Die meisten Menschen werden gerne von Personen berührt, die ihnen mehr oder weniger sympathisch sind. Aber was passiert bei solchen Berührungen im Gehirn? Eine neue Studie hat es herausgefunden.
Herzen, Kraulen, Krabbeln und Streicheln, Tätscheln, Schmusen oder Liebkosen – es gibt viele Synonyme für zärtliche Hautkontakte. Ebenso viele Erkenntnisse haben Wissenschaftler in den vergangenen Jahren über die Macht von Berührungen zusammengetragen. Kein Wunder: Berührungen sind die erste Sprache, die wir lernen, und sie bleibt uns ein Leben lang erhalten.
Aber was genau passiert im Gehirn, wenn uns jemand berührt? Warum fühlen wir uns bei Berührungen der einen Person wohl und angenehm – bei der anderen aber schlecht und angeekelt?
Diesen Fragen sind jetzt Wissenschaftler vom Niederländischen Institut für Neurowissenschaften in Amsterdam nachgegangen. Ein Team um den deutschen Hirnforscher Christian Keysers und seine italienische Kollegin Valeria Gazzola steckte für eine neue Studie 18 heterosexuelle Männer im Alter zwischen 21 und 31 in einen funktionellen Magnetresonanztomographen, kurz fMRT. Dieses Gerät ermöglicht es, die Aktivität im Gehirn zu messen, und zwar anhand der unterschiedlichen Durchblutung.
Nachdem die Probanden sich hingelegt hatten, näherten sich zwei verschiedene Personen: Eine attraktive Frau, am Körper ein schwarzes Abendkleid, an den Füßen hochhackige Schuhe, die sich warmherzig und freundlich verhielt. Und ein Mann in Jeans und Tank Top, der bewusst distanziert wirkte.
Diese würden ihnen nun abwechselnd zärtlich über die Beine streicheln, sagten die Wissenschaftler. Leider könnten sie das nicht mit eigenen Augen beobachten, stattdessen setzten sie den Freiwilligen spezielle Brillen auf, durch die sie das vermeintliche Geschehen angeblich live beobachten konnten. Nun zogen sich Keysers und Gazzola zurück und beobachteten die Gehirne der Probanden. Und siehe da: Diese reagierten völlig unterschiedlich.

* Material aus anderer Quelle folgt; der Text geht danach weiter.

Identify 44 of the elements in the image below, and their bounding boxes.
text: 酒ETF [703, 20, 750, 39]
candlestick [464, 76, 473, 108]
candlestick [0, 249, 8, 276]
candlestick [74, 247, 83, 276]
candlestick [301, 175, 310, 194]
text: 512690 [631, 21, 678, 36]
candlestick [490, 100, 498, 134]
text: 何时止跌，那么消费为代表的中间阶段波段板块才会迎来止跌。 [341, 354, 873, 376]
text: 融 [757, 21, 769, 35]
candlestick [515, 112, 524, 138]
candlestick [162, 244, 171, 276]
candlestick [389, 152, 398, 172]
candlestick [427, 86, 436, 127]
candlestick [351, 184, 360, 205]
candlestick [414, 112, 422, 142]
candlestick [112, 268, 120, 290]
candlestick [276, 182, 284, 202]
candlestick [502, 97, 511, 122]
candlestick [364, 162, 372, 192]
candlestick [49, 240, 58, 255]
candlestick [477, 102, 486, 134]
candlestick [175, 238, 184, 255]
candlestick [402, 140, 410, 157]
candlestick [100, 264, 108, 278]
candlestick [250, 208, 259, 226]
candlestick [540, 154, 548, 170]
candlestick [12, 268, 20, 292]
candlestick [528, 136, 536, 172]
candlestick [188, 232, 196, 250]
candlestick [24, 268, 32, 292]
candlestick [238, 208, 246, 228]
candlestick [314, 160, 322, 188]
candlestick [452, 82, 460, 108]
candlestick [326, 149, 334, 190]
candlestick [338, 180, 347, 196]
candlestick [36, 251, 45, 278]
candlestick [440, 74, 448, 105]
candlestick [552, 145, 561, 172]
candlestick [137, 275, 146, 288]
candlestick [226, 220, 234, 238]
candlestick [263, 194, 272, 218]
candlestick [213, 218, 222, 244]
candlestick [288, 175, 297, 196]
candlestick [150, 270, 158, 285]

Weibliche Streicheleinheit
Beim ersten Versuch sahen die Teilnehmer auf dem Video, dass sie von der Frau gestreichelt wurden. Beim zweiten gingen sie davon aus, dass sie vom Mann berührt wurden. Wenig überraschend: Die vermeintliche Berührung der Frau fanden sie angenehm, die des Mannes eher weniger – und das spiegelte sich auch in ihrer Hirnaktivität. Der so genannte primäre somatosensorische Cortex – ein Teil der Großhirnrinde, der haptische Eindrücke verarbeitet – reagierte bei Berührungen der weiblichen Person wesentlich stärker als bei Streicheleinheiten des Mannes.
Das Kuriose kommt erst jetzt: Die Berührungen kamen in Wahrheit immer von der Frau – selbst wenn den Probanden das Video etwas anderes vorgaukelte. Ausschlaggebend waren offenbar die Gefühle: Weil die Freiwilligen sich zu dem Mann weniger hingezogen fühlten, fanden sie dessen Berührungen auch weniger angenehm – und das spiegelte sich in ihrem Gehirn.
Bislang gingen Forscher davon aus, dass bei Berührungen zwei unterschiedliche Hirnregionen eine Rolle spielen. Die eine, ebenjener somatosensorischer Cortex, interpretiere lediglich die rein körperlichen Aspekte – beispielsweise ob wir die Berührung als schwach oder stark empfinden. Die andere Region, und zwar die Inselrinde, signalisiere hingegen die emotionale Seite – ob wir die Berührung angenehm finden oder nicht.
Die Studie zeigt erstmals: Offenbar spielt der primäre somatosensorische Cortex auch bei den emotionalen Aspekten eine Rolle. „Nichts in unserem Gehirn ist wirklich objektiv,“ sagt Keysers. „Unsere Empfindungen werden stark von unseren Gefühlen beeinflusst.“ Keysers und Gazzola müssen es selbst am besten wissen: Sie sind seit einigen Jahren verheiratet.
Quelle:
Valeria Gazzola, Christian Keysers et al (2012). Primary somatosensory cortex discriminates affective significance in social touch. Proceedings of the National Academy of Sciences.